Alan English
Editor-in chief Sunday Independent

 
Alan English - Editor-in chief Sunday Independent

Quality newspaper published on Sundays only. The Sunday Independent includes national and international stories, news, current affairs, sport and entertainment.

www.independent.ie

Founded
1905

Daily readership print
687.000

Daily readership online
795.000

Journalists employed
23

The power of a photograph

Telling stories with images instead of words is a new form of journalism for the Sunday Independent. It turned out to be a great way to show the massive changes in society.

Front page Sunday Independent (5 April).

What I’m most proud of, since becoming Sunday Independent editor on 29 March 2020, is that in telling the story of how Covid-19 dominated and changed almost every aspect of Irish life, we also gave our readers a clear signal that the newspaper itself was changing with the times.

For me, that process began on 5 April. Covid-19 was, of course, already a huge story. It had led the paper for the previous five weeks as concerns mounted about a virus that had already put the country into lockdown. But there was something different about my first front page as editor – it was dominated by a single image of a funeral director wearing a mask, looking directly into the camera. He was pictured by our photographer David Conachy standing in front of a desolate churchyard, at a funeral that nobody was allowed to attend. The headline, with a nod to the poet WB Yeats, read “A nation changed utterly”.

In many respects, that headline was a reflection of the Sunday Independent’s editorial content for the rest of 2020 – and now into 2021. Many of the things we took for granted were taken away from us and our journalists and photographers, Sunday after Sunday, documented that massive change.

Often we used photography – in a bold way on the front page and in extensive, wide-ranging Covid-19 sections inside the paper – to really tell the story. It was a visual approach that marked a significant departure for the Sunday Independent, which had stuck to the same tried-and-trusted but conservative presentation for many years. And it worked.

On 3 May, growing tensions between the government and the health experts who were acting as advisers were captured in a front-page photographic montage with the banner headline “Who’s in charge?”

Two weeks later, we were the first Irish newspaper to get a photographer inside some of the nursing homes that had been locked down, after a spate of deaths. The pictures made for another striking front page and a two-page spread inside. Three of our reporters also managed to speak to nursing home residents – the first time their voices had been heard since the lockdown. The media had been talking about these residents for months – it was important they got the chance to speak for themselves about a situation that was frightening to many of them.

Months later, during the country’s third lockdown, we were also the first newspaper to get a journalist and photographer into the ICU and Covid wards of a major Irish hospital at a time of enormous stress on the medical staff. Again, the results dominated the front page and inside pages. We were contacted subsequently by key personnel from the hospital who said the coverage was important in raising public awareness of just how bad things were in the country’s acute hospitals, due to people not respecting the rules of lockdown.

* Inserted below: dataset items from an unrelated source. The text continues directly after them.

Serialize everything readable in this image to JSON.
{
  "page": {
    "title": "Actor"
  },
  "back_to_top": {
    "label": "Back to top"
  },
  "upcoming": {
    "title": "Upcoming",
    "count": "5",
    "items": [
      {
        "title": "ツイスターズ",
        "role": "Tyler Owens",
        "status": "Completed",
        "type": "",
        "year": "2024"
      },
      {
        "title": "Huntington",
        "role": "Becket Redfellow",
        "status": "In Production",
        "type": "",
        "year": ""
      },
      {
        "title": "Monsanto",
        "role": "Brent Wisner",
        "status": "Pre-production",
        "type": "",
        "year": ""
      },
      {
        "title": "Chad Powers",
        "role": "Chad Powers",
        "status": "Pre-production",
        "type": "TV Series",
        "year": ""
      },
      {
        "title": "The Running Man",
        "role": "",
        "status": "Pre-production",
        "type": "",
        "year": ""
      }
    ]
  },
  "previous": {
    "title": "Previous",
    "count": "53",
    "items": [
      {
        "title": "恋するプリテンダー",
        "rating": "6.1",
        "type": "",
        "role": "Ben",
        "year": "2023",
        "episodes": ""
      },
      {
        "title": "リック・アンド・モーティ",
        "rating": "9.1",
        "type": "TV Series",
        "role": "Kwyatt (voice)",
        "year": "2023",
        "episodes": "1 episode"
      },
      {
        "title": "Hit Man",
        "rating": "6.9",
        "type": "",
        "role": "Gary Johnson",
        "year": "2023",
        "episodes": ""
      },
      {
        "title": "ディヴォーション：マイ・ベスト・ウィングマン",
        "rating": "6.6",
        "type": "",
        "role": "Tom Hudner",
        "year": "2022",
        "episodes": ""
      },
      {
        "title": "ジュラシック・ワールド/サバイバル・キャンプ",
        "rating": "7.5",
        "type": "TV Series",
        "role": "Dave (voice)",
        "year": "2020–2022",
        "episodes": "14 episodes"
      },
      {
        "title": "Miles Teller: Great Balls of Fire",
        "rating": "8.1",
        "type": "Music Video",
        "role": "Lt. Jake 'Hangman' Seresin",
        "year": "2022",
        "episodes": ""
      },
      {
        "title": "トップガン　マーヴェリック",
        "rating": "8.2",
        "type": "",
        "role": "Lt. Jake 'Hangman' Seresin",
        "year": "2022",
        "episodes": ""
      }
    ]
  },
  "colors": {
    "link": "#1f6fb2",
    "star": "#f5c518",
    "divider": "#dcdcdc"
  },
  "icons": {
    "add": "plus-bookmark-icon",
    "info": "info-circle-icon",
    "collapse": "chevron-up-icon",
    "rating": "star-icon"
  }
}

Any self-respecting Sunday newspaper sees it as its mission to produce agenda-setting journalism for the coming week, to get ahead of the story. It is another source of pride that we were often successful in bringing our readers the inside track on the three lockdowns – so far – and how their lives were likely to be affected, before the measures were announced.

We spoke to everyone from hospital cleaners to grieving families, from scientific experts to political decision-makers, and published the views of those advocating radical Covid strategies and those insisting that too high a price was being paid in the restriction on our movement.

There is no one scoop I would highlight: I’m mostly proud of how a small but highly motivated and hard-working team of journalists and photographers rose to the challenge of reporting on the biggest story of our lifetimes – week after week, and still going!